Он действительно был в странном состоянии; чертовски занятное представление – совесть выпускника Рагби, выпущенная на свободу! Но он не сказал мне ничего нового – уж я‑то знаю этих благочестивых ублюдков лучше, чем они сами себя.

– Понимаешь, я любил ее, – продолжал Ист, бормоча, как старик, страдающий грыжей, – она была для меня всем… а ты украл ее так… так грубо. Пожалуйста, пожалуйста, выслушай меня! Ты же видишь – я исповедуюсь. И… и прошу у тебя прощения. Понимаю, что поздно – но, похоже, у нас остается не слишком много времени? Так вот… я хотел сказать тебе… и пожать твою руку, мой старый школьный товарищ, а еще услышать от тебя, что мой… мой грех мне отпущен. Прошу тебя – если ты сможешь найти для этого силы в своем сердце. – И он задушевно произнес:

– Я… я полагаю, ты сможешь.

В свое время мне приходилось слышать немало странных заявлений, но этот бред был самым необычным.
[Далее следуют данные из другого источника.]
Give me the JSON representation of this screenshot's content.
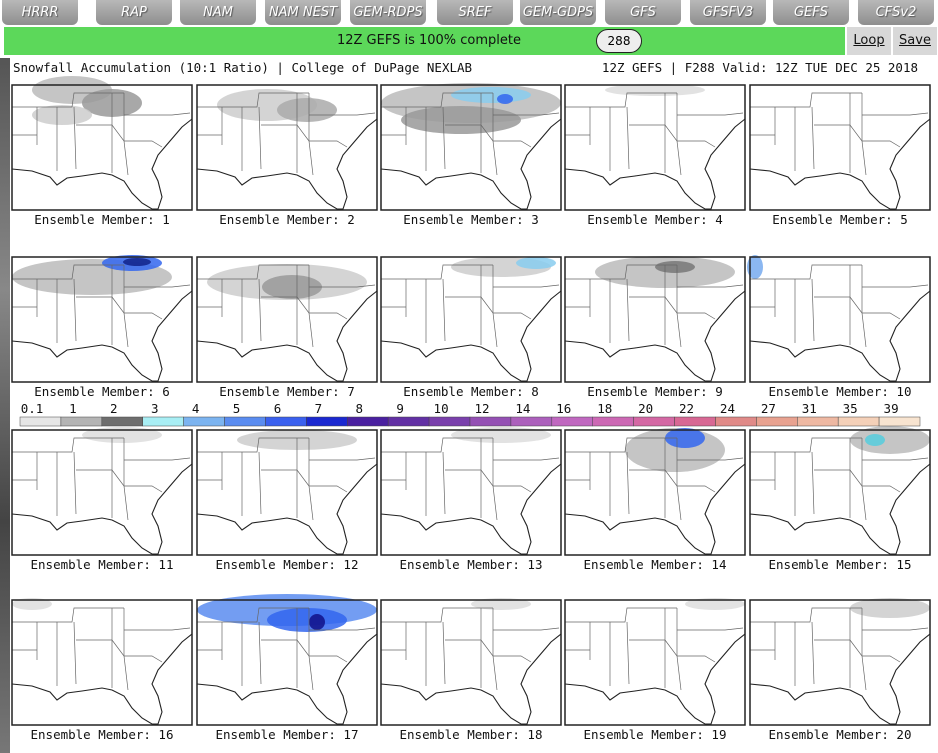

Конечно, все шло от христианского воспитания и от холодных ванн – и то, и другое способствовало закреплению во впечатлительных умах мысли, что раскаяние уменьшает вину. В любое другое время я испытывал бы от его речей злорадное удовольствие; но даже в моем теперешнем состоянии мне показалось достаточно уместным поинтересоваться:

– Ты имеешь в виду, что если бы я не дал тебе повода ненавидеть меня, то ты бы тогда остался со мной и донесение Раглану пропало бы?

– Что? – воскликнул он, – я… я не понимаю, о чем ты говоришь. Я… я… пожалуйста, пожалуйста, Флэшмен, ты же видишь – моя душа терзается… Я пытаюсь… объяснить тебе. Пожалуйста – скажи мне, даже сейчас – что я могу для этого сделать?

– Ну, – задумчиво сказал я, – можешь пойти и пукнуть в бутылку, а после запечатать ее.

– Что? – ошеломленно спросил он, – что ты сказал?

– Я пытаюсь дать тебе понять, чтобы ты убирался отсюда, – проворчал я, – ты всего лишь маленький эгоистичный поросенок, Ист. Ты признаешь, что в отношении меня вел себя как мерзавец, да еще осмеливаешься тратить мое время – которое нужно мне для молитвы. Так отправляйся в ад – понял?

– Боже мой, Флэшмен… ты не можешь так думать! Ты не можешь быть таким черствым. Мне нужно одно только слово! Признаю, что принес тебе вред… возможно даже, не сознавая этого. Иногда… знаешь, я думаю, не любил ли ты сам Ваяю… но если да, и поставил на первое место долг… – Он снова сглотнул и уставился на меня. – Ты любил ее, Флэшмен?

– Четыре‑пять раз в неделю, – ответил я, – но тебе не стоит так ревновать – в постели она далеко не так хороша, как ее тетушка Сара. Тебе бы стоило попариться с ней в баньке.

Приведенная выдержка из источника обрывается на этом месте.